Setelah Pasal Pidana Lembaga Survei Dicabut
Berita

Setelah Pasal Pidana Lembaga Survei Dicabut

Kredibilitas lembaga survei dipertanyakan. Metode survei harus bisa dipertanggungjawabkan secara ilmiah.

ADY
Bacaan 2 Menit
Setelah Pasal Pidana Lembaga Survei Dicabut
Hukumonline
Hasil hitung cepat pemilihan presiden dan wakil presiden (Pilpres) 2014 memperlihatkan perbedaan. Ada beberapa lembaga survei yang menyatakan kemenangan pasangan Prabowo-Hatta, sebagian besar menyatakan kemenangan Jokowi-JK. Mengapa bisa terjadi?

Direktur Eksekutif Cyrus Network, Hasan Hasbi, mengatakan tidak terlalu sulit mengetahui apakah lembaga survei menyelenggaraan hitung cepat dengan benar. Untuk mendapatkan hasil, lembaga survei harus mengambil sampel dari lapangan. Masalahnya semua lembaga survei mengklaim sudah menggunakan teknik sampling dan metode yang benar.

Itu pula sebabnya, masyarakat menjadi bingung. Lembaga survei menjadi sorotan. Diduga ada lembaga survei yang mengumumkan hasil berdasarkan pesanan, mengabaikan kaidah ilmiah, dan berusaha membohongi public. “Kredibilitas lembaga survei saat ini disorot karena adanya perbedaan hasil, siapa menang dan kalah,” kata Hasan dalam jumpa pers di Jakarta, Kamis (10/7).

Sebenarnya, Undang-Undang No. 42 Tahun 2008 tentang Pemilihan Umum Presiden dan Wakil Presiden (UU Pilpres) memuat ancaman pidana bagi lembaga survei yang mengumumkan hasil survei pada hari pemilihan. Tetapi menjelang Pilpres 2009, Mahkamah Konstitusi membatalkan norma pidana dalam Pasal 255 UU Pilpres.

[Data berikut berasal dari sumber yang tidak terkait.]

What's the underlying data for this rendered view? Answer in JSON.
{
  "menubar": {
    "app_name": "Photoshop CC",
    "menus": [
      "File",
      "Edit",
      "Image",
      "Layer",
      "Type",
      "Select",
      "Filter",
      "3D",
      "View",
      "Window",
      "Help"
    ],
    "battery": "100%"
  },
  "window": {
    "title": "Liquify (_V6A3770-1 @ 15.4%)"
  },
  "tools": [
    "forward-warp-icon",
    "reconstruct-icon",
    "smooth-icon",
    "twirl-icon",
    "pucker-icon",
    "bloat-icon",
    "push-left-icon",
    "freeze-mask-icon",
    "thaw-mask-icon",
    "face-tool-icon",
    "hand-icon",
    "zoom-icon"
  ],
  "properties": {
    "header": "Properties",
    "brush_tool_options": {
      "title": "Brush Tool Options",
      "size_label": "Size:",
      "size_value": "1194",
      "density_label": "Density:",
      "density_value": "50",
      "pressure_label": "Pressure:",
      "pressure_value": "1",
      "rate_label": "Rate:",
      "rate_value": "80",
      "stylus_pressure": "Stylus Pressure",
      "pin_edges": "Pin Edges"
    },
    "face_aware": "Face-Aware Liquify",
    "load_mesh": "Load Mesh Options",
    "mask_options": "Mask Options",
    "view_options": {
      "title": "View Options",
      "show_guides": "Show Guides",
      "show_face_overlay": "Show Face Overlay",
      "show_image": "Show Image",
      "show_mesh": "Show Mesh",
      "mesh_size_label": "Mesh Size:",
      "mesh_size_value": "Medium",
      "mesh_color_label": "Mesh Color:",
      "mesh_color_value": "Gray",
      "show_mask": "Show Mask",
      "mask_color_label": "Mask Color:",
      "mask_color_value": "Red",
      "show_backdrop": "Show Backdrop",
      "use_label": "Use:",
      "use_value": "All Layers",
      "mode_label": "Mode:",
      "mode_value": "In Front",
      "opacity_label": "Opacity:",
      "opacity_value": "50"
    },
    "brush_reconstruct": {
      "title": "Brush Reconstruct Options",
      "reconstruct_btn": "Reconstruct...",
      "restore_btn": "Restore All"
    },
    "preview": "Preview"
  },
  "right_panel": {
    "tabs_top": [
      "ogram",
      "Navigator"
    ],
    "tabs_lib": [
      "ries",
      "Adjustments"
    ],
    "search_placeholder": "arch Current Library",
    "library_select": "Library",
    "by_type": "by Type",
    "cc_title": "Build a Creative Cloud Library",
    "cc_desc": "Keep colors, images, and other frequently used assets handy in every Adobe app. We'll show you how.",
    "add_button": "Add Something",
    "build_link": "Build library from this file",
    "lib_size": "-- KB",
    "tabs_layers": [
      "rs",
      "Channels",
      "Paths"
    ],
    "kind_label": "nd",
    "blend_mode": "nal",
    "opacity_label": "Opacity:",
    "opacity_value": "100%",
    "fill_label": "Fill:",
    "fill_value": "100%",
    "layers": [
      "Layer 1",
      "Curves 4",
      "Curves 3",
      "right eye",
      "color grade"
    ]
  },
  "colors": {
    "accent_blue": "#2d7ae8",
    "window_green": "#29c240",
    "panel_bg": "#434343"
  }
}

Sejak itu, lembaga survei bebas bergerak, mengumumkan kapanpun hasil surveinya. Yang bisa dilakukan penyelenggara pemilu adalah mendata dan member akreditasi. Kini, lembaga yang punya akreditasi pun ternyata berada di dua kutub berbeda.

Dosen Statistika FMIPA Institut Pertanian Bogor (IPB), Asep Saefuddin, menjelaskan dalam ilmu statistika, hitung cepat berfungsi mendapatkan parameter dengan mudah dan akurasi yang tinggi. Jika ada enam lembaga survei melakukan quick count dengan menggunakan metodologi yang benar maka hasilnya cenderung sama. “Quick count yang dilakukan semua lembaga survei yang kredibel punya tingkat kesamaan yang tinggi,” tukas Asep.

Kini, setelah kasus Pilpres 2014, ada upaya meminta tanggung jawab lembaga-lembaga survei. Komisi Pemilihan Umum diminta melakukan penertiban. Dari sisi lembaga survei sendiri, keterbukaan menjadi keniscayaan. Peneliti senior Litbang Kompas, Bastian Nainggolan, mengatakan lembaga survei itu harus memegang prinsip keterbukaan. Sekalipun diaudit maka lembaga itu harus siap. “Bahkan sampai sumber keuangannya,” urainya.

Selain itu, dikatakan Bastian, lembaga survei juga harus membuka data sampai tingkat TPS yang dijadikan sample. “Lembaga survei itu harus terbuka,” pungkasnya.